RUU Cipta Kerja merupakan salah satu topik hukum yang aktual dan kontroversial. RUU ini telah disahkan oleh Dewan Perwakilan Rakyat (DPR) pada tanggal 5 Oktober 2020 dan telah diundangkan oleh Presiden pada tanggal 2 November 2020. Namun, RUU ini masih menuai perdebatan dari berbagai pihak, termasuk pemerintah, pengusaha, dan pekerja.
Substansi RUU Cipta Kerja
RUU Cipta Kerja mengatur tentang berbagai bidang, termasuk ketenagakerjaan, investasi, perizinan, dan lingkungan hidup. Beberapa poin penting dalam RUU Cipta Kerja antara lain:
- Penyederhanaan perizinan usaha
RUU Cipta Kerja menghapus atau menyederhanakan 79 aturan perizinan usaha, termasuk izin usaha, izin lingkungan, dan izin lokasi. Hal ini diharapkan dapat mempermudah dan mempercepat proses perizinan usaha di Indonesia.

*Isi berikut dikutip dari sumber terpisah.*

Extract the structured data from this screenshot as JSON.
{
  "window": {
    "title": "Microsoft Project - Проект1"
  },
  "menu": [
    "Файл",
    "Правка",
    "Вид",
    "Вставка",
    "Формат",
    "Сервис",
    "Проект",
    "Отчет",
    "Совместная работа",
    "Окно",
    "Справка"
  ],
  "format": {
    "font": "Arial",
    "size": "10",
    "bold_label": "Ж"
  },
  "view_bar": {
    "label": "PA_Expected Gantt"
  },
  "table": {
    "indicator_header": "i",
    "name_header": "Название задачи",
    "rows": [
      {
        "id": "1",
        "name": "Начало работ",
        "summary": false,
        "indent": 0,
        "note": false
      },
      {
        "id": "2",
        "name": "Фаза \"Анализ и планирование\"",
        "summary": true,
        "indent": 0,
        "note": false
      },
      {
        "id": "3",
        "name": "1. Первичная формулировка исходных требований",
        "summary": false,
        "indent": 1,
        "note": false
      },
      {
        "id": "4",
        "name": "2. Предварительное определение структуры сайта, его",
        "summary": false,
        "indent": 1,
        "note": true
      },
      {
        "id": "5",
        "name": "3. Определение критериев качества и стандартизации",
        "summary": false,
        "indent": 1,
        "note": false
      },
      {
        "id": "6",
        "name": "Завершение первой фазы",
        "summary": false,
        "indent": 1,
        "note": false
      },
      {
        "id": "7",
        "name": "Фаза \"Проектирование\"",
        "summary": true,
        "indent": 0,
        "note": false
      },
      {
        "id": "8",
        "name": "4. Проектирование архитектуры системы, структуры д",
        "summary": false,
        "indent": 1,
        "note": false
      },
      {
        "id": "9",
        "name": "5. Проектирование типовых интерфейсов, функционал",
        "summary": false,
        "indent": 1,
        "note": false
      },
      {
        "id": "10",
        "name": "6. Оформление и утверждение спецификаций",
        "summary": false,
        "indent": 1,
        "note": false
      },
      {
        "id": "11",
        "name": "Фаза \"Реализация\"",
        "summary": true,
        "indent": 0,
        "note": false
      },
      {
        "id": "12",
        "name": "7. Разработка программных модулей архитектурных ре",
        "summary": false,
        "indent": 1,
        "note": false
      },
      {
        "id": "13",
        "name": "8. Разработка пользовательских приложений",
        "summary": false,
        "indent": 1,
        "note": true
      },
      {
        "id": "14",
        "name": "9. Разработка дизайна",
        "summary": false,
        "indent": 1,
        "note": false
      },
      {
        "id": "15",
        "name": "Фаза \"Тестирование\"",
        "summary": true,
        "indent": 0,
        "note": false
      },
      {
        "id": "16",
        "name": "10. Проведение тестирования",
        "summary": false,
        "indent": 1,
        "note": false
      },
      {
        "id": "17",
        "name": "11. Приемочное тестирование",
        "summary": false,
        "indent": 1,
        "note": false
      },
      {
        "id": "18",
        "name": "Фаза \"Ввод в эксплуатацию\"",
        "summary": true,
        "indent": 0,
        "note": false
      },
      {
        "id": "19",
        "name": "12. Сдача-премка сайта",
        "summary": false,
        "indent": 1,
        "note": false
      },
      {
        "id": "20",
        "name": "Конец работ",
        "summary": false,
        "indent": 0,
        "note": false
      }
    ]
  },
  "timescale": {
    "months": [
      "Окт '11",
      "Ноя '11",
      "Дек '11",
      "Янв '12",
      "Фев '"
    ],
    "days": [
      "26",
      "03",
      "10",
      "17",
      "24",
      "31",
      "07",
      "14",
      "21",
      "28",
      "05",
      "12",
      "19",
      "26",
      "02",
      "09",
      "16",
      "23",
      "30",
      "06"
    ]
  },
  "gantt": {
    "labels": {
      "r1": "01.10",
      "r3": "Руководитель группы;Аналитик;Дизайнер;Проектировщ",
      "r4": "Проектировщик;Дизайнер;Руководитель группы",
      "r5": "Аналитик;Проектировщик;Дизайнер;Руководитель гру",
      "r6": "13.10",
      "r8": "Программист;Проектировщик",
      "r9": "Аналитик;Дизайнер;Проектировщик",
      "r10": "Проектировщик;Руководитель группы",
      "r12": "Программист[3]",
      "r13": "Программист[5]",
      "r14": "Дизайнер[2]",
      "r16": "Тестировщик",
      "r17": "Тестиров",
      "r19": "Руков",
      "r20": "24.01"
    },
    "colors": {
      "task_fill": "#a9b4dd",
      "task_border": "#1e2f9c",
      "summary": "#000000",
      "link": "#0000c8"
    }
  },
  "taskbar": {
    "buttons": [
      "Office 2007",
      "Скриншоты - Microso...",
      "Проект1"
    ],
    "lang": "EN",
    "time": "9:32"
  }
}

Sebagai contoh, RUU Cipta Kerja menghapus izin prinsip dan izin lingkungan untuk usaha skala mikro dan kecil. Hal ini diharapkan dapat mempermudah UMKM untuk memulai usahanya.
- Peningkatan investasi
RUU Cipta Kerja memberikan kemudahan bagi investor, termasuk kemudahan dalam memperoleh izin usaha, kemudahan dalam memperoleh tanah, dan kemudahan dalam menyelesaikan sengketa. Hal ini diharapkan dapat menarik lebih banyak investasi ke Indonesia.
Salah satu contoh kemudahan yang diberikan kepada investor adalah pemberian izin usaha melalui online single submission (OSS). Melalui OSS, investor dapat mengurus semua izin usahanya secara online, mulai dari izin usaha, izin lingkungan, hingga izin lokasi.
RUU Cipta Kerja diharapkan dapat menciptakan lapangan kerja baru, baik melalui investasi maupun melalui pengembangan UMKM. RUU ini juga memberikan kemudahan bagi UMKM untuk memperoleh kredit dan akses pasar.
Salah satu contoh kemudahan yang diberikan kepada UMKM adalah pemberian kredit usaha rakyat (KUR) yang lebih besar dan dengan bunga yang lebih rendah.
- Perlindungan tenaga kerja
RUU Cipta Kerja memberikan perlindungan bagi tenaga kerja, termasuk jaminan sosial, upah minimum, dan waktu kerja. Namun, beberapa ketentuan dalam RUU Cipta Kerja dinilai dapat merugikan tenaga kerja, seperti ketentuan tentang upah minimum sektoral dan ketentuan tentang outsourcing.